In terms of public releases, reasoning models are less than a year old. The way these things work, I suspect, is that there are a lot of smaller, less expensive experiments going on at any given time, which generally take time to make it into the next big training run. These projects take some time to propose and develop, and the number of such experiments going on at a frontier lab at a given time is (very roughly) the number of research engineers (ie talent-constrained; you can’t try every idea). Big training runs take several months, with roughly one happening at a time.
“Agentic” wasn’t a big buzzword until very recently. Google Trends shows an obvious exponential-ish trend which starts very small, in the middle of last year, but doesn’t get significant until the beginning of this year, and explodes out from there.
Thinking about all this, I think things seem just about on the fence. I suspect the first few reasoning models didn’t have game-playing in their RL at all, because the emphasis was on getting “reasoning” to work. A proactive lab could have put game-playing into the RL for the next iteration. A reactive lab could have only gotten serious about it this year.

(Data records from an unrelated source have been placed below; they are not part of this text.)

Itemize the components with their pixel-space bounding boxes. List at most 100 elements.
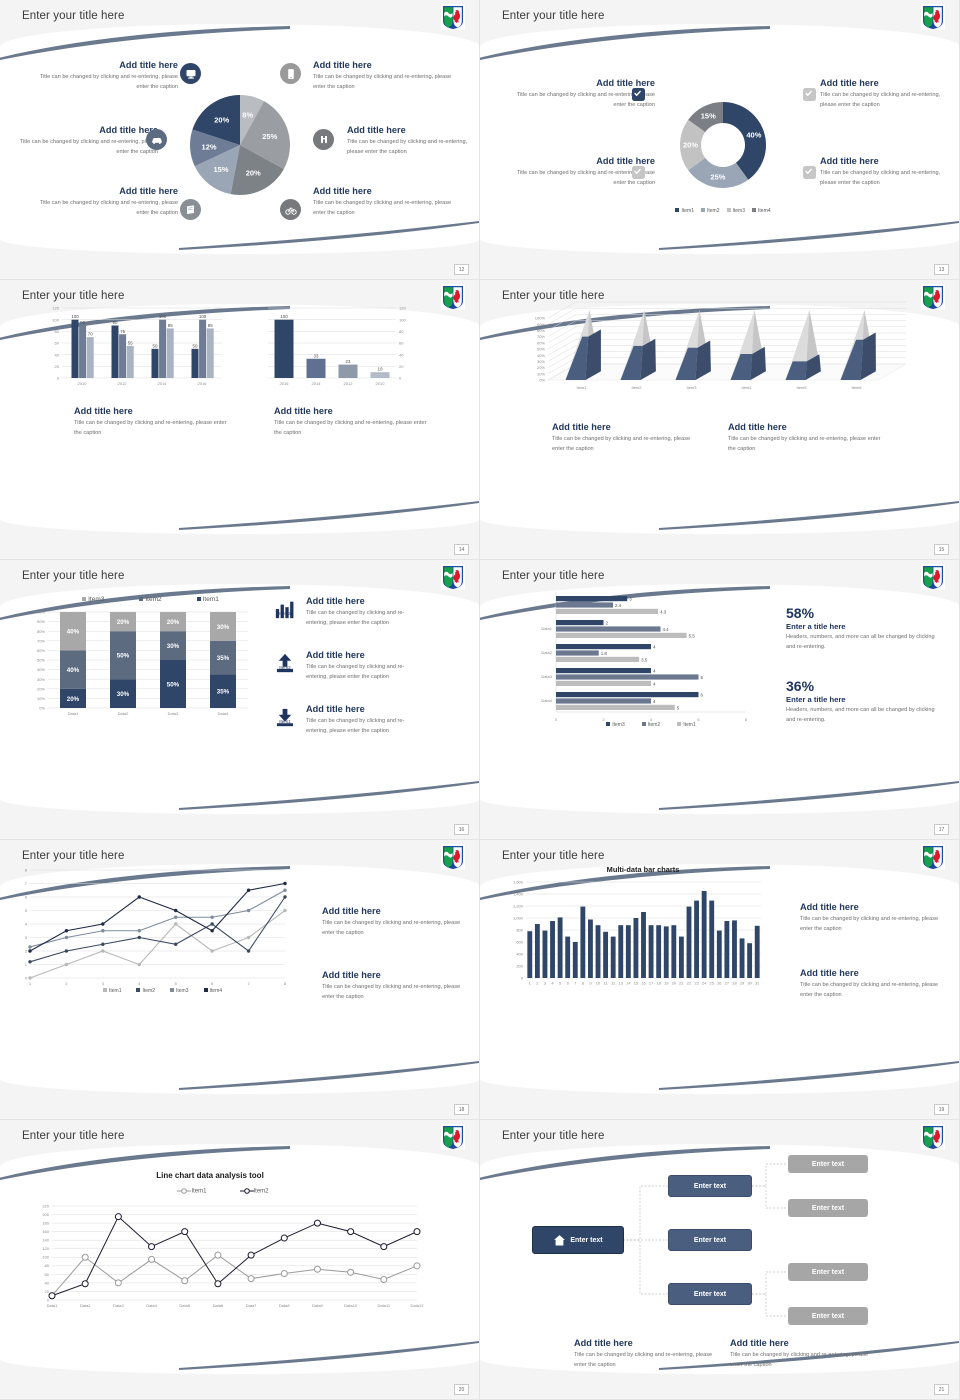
slide-title[interactable]: Enter your title here bbox=[22, 10, 125, 22]
block-heading[interactable]: Add title here bbox=[800, 968, 859, 978]
block-heading[interactable]: Add title here bbox=[119, 186, 178, 196]
slide-cone-3d[interactable]: Enter your title here 15 0% 10% 20% 30% 40% 5… bbox=[480, 280, 960, 560]
svg-text:5: 5 bbox=[677, 705, 680, 710]
slide-org-flow[interactable]: Enter your title here 21 Enter text Ente… bbox=[480, 1120, 960, 1400]
slide-pie-6-icons[interactable]: Enter your title here 12 8% 25% 20% 15% 12% 2… bbox=[0, 0, 480, 280]
slide-title[interactable]: Enter your title here bbox=[502, 290, 605, 302]
flow-leaf-node[interactable]: Enter text bbox=[788, 1199, 868, 1217]
block-caption[interactable]: Title can be changed by clicking and re-… bbox=[306, 664, 405, 680]
download-icon[interactable] bbox=[274, 706, 296, 727]
block-heading[interactable]: Add title here bbox=[313, 60, 372, 70]
icon-with-label[interactable]: Item2 bbox=[274, 652, 296, 673]
block-caption[interactable]: Title can be changed by clicking and re-… bbox=[574, 1352, 713, 1368]
slide-title[interactable]: Enter your title here bbox=[22, 850, 125, 862]
upload-icon[interactable] bbox=[274, 652, 296, 673]
slide-title[interactable]: Enter your title here bbox=[502, 570, 605, 582]
monitor-icon[interactable] bbox=[180, 63, 201, 84]
block-caption[interactable]: Title can be changed by clicking and re-… bbox=[730, 1352, 869, 1368]
block-heading[interactable]: Add title here bbox=[322, 906, 381, 916]
block-heading[interactable]: Add title here bbox=[574, 1338, 633, 1348]
block-caption[interactable]: Title can be changed by clicking and re-… bbox=[800, 916, 939, 932]
flow-leaf-node[interactable]: Enter text bbox=[788, 1307, 868, 1325]
book-icon[interactable] bbox=[180, 199, 201, 220]
slide-title[interactable]: Enter your title here bbox=[502, 850, 605, 862]
block-caption[interactable]: Title can be changed by clicking and re-… bbox=[347, 139, 468, 155]
block-caption[interactable]: Title can be changed by clicking and re-… bbox=[820, 92, 941, 108]
slide-title[interactable]: Enter your title here bbox=[502, 1130, 605, 1142]
slide-title[interactable]: Enter your title here bbox=[502, 10, 605, 22]
block-caption[interactable]: Title can be changed by clicking and re-… bbox=[728, 436, 881, 452]
slide-two-column-bars[interactable]: Enter your title here 14 0 20 40 60 80 100 120… bbox=[0, 280, 480, 560]
block-heading[interactable]: Add title here bbox=[552, 422, 611, 432]
block-caption[interactable]: Title can be changed by clicking and re-… bbox=[800, 982, 939, 998]
car-icon[interactable] bbox=[146, 129, 167, 150]
block-heading[interactable]: Add title here bbox=[820, 78, 879, 88]
block-caption[interactable]: Title can be changed by clicking and re-… bbox=[552, 436, 691, 452]
block-heading[interactable]: Add title here bbox=[596, 156, 655, 166]
block-caption[interactable]: Title can be changed by clicking and re-… bbox=[313, 74, 452, 90]
block-heading[interactable]: Add title here bbox=[306, 596, 365, 606]
block-caption[interactable]: Title can be changed by clicking and re-… bbox=[274, 420, 427, 436]
flow-mid-node[interactable]: Enter text bbox=[668, 1283, 752, 1305]
flow-leaf-node[interactable]: Enter text bbox=[788, 1155, 868, 1173]
block-heading[interactable]: Add title here bbox=[820, 156, 879, 166]
flow-root-node[interactable]: Enter text bbox=[532, 1226, 624, 1254]
checkbox-icon[interactable] bbox=[803, 166, 816, 179]
bar-chart-icon[interactable] bbox=[274, 598, 296, 619]
slide-title[interactable]: Enter your title here bbox=[22, 1130, 125, 1142]
flow-leaf-node[interactable]: Enter text bbox=[788, 1263, 868, 1281]
block-caption[interactable]: Title can be changed by clicking and re-… bbox=[516, 170, 655, 186]
binoculars-icon[interactable] bbox=[313, 129, 334, 150]
block-caption[interactable]: Title can be changed by clicking and re-… bbox=[516, 92, 655, 108]
block-heading[interactable]: Add title here bbox=[730, 1338, 789, 1348]
block-heading[interactable]: Add title here bbox=[596, 78, 655, 88]
block-heading[interactable]: Add title here bbox=[728, 422, 787, 432]
stat-heading[interactable]: Enter a title here bbox=[786, 695, 846, 705]
stat-caption[interactable]: Headers, numbers, and more can all be ch… bbox=[786, 707, 935, 724]
block-caption[interactable]: Title can be changed by clicking and re-… bbox=[306, 718, 405, 734]
block-heading[interactable]: Add title here bbox=[119, 60, 178, 70]
slide-hbar-percent[interactable]: Enter your title here 17 0 2 4 6 8 6 4 5 Data4 4 6… bbox=[480, 560, 960, 840]
slide-title[interactable]: Enter your title here bbox=[22, 570, 125, 582]
block-caption[interactable]: Title can be changed by clicking and re-… bbox=[306, 610, 405, 626]
phone-icon[interactable] bbox=[280, 63, 301, 84]
block-heading[interactable]: Add title here bbox=[347, 125, 406, 135]
block-caption[interactable]: Title can be changed by clicking and re-… bbox=[322, 984, 461, 1000]
slide-stacked-bars[interactable]: Enter your title here 16 0% 10% 20% 30% 40% 5… bbox=[0, 560, 480, 840]
block-caption[interactable]: Title can be changed by clicking and re-… bbox=[19, 139, 158, 155]
block-heading[interactable]: Add title here bbox=[306, 650, 365, 660]
flow-mid-node[interactable]: Enter text bbox=[668, 1175, 752, 1197]
block-heading[interactable]: Add title here bbox=[322, 970, 381, 980]
slide-line-analysis[interactable]: Enter your title here 20 Line chart data… bbox=[0, 1120, 480, 1400]
stat-value[interactable]: 36% bbox=[786, 678, 815, 694]
flow-mid-node[interactable]: Enter text bbox=[668, 1229, 752, 1251]
block-caption[interactable]: Title can be changed by clicking and re-… bbox=[39, 74, 178, 90]
block-heading[interactable]: Add title here bbox=[74, 406, 133, 416]
svg-text:100: 100 bbox=[280, 314, 288, 319]
slide-multi-data-bar[interactable]: Enter your title here 19 Multi-data bar … bbox=[480, 840, 960, 1120]
block-caption[interactable]: Title can be changed by clicking and re-… bbox=[820, 170, 941, 186]
icon-label: Item2 bbox=[279, 665, 291, 670]
block-heading[interactable]: Add title here bbox=[800, 902, 859, 912]
block-heading[interactable]: Add title here bbox=[313, 186, 372, 196]
stat-heading[interactable]: Enter a title here bbox=[786, 622, 846, 632]
bicycle-icon[interactable] bbox=[280, 199, 301, 220]
checkbox-icon[interactable] bbox=[632, 88, 645, 101]
block-heading[interactable]: Add title here bbox=[274, 406, 333, 416]
block-caption[interactable]: Title can be changed by clicking and re-… bbox=[313, 200, 452, 216]
icon-with-label[interactable]: Item1 bbox=[274, 706, 296, 727]
stat-value[interactable]: 58% bbox=[786, 605, 815, 621]
svg-text:4: 4 bbox=[138, 981, 141, 986]
block-caption[interactable]: Title can be changed by clicking and re-… bbox=[39, 200, 178, 216]
block-heading[interactable]: Add title here bbox=[99, 125, 158, 135]
checkbox-icon[interactable] bbox=[803, 88, 816, 101]
checkbox-icon[interactable] bbox=[632, 166, 645, 179]
block-caption[interactable]: Title can be changed by clicking and re-… bbox=[74, 420, 227, 436]
icon-with-label[interactable]: Item3 bbox=[274, 598, 296, 619]
slide-title[interactable]: Enter your title here bbox=[22, 290, 125, 302]
stat-caption[interactable]: Headers, numbers, and more can all be ch… bbox=[786, 634, 935, 651]
block-caption[interactable]: Title can be changed by clicking and re-… bbox=[322, 920, 461, 936]
block-heading[interactable]: Add title here bbox=[306, 704, 365, 714]
slide-donut-4-checks[interactable]: Enter your title here 13 40% 25% 20% 15% Ad… bbox=[480, 0, 960, 280]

The scale also matters a lot. Data-hunger means that they’ll throw anything they have into the next training run so long as it saw some success in smaller-scale experiments and maybe even if not. However, the first round of game-playing training environments could end up being a negligible effect on the final product due to not having a ton of training cases yet. However, by the second round, if not the first, they should have scraped together a big collection of cases to train on.

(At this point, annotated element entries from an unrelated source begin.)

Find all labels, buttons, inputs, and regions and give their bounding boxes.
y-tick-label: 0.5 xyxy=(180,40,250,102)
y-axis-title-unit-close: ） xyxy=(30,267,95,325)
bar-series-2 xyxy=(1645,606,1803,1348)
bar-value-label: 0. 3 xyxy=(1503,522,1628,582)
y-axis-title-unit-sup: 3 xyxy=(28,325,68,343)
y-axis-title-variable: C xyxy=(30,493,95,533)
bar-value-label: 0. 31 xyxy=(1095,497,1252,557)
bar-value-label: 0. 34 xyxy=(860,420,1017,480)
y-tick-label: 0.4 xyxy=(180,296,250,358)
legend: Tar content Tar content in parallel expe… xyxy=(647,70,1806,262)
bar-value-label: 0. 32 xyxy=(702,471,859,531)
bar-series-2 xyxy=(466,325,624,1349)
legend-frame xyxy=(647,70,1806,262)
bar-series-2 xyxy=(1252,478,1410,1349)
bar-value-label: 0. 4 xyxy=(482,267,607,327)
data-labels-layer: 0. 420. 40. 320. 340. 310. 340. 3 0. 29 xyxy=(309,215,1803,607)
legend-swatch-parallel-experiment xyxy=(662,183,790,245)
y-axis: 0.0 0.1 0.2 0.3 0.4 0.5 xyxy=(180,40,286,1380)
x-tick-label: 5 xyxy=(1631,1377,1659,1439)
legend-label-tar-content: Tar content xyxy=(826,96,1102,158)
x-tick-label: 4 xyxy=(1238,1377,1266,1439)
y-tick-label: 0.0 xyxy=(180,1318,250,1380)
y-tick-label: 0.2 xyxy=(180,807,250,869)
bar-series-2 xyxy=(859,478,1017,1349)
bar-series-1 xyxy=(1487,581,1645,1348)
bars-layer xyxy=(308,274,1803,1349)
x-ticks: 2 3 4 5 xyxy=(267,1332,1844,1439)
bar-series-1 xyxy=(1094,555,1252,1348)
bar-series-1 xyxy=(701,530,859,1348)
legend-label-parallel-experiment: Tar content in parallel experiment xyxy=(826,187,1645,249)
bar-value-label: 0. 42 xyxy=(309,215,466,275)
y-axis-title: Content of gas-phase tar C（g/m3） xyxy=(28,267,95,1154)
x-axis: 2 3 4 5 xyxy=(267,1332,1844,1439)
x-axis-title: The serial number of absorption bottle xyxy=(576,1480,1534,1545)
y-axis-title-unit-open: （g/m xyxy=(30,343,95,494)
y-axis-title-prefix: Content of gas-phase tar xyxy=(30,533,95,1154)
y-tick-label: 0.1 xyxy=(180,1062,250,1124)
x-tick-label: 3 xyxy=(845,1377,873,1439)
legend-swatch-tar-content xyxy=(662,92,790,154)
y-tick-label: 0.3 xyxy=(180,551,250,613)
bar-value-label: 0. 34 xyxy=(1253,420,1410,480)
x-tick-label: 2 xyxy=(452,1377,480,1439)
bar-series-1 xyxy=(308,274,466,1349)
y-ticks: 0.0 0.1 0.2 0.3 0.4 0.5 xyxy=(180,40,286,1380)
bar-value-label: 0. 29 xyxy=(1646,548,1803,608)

There’s also the question of how good the RL algorithms are. I haven’t looked into it very much and also most of the top labs keep details quite private anyway, but, my impression is that the RL algorithms used so far have been quite bad (not ‘real RL’—just assigning equal credit to all tokens in a chain-of-thought). This will presumably get better (EG they’ll figure out how to use some MCTS variant if they haven’t already). This is extremely significant for long-horizon tasks, because the RL algorithms right now (I’m guessing) have to be able to solicit at least one successful sample in order to get a good training gradient in that direction; long tasks will be stuck in failed runs if there’s not any planning-like component.
In any case, yeah, I think if we haven’t seen proper game-playing training in frontier models yet, we should see it very soon. If LLMs are still “below child level at this task” end-of-year then this will be a significant update towards longer timelines for me. (Pokemon doesn’t count anymore, though, because now there’s been significant scaffolding-tuning for that case, and because a lab could specifically train on pokemon due to the focus on that case.)
Also: I suspect there’s already been a lot of explicit agency training in the context of programming. (Maybe not very long time-horizon stuff, though.)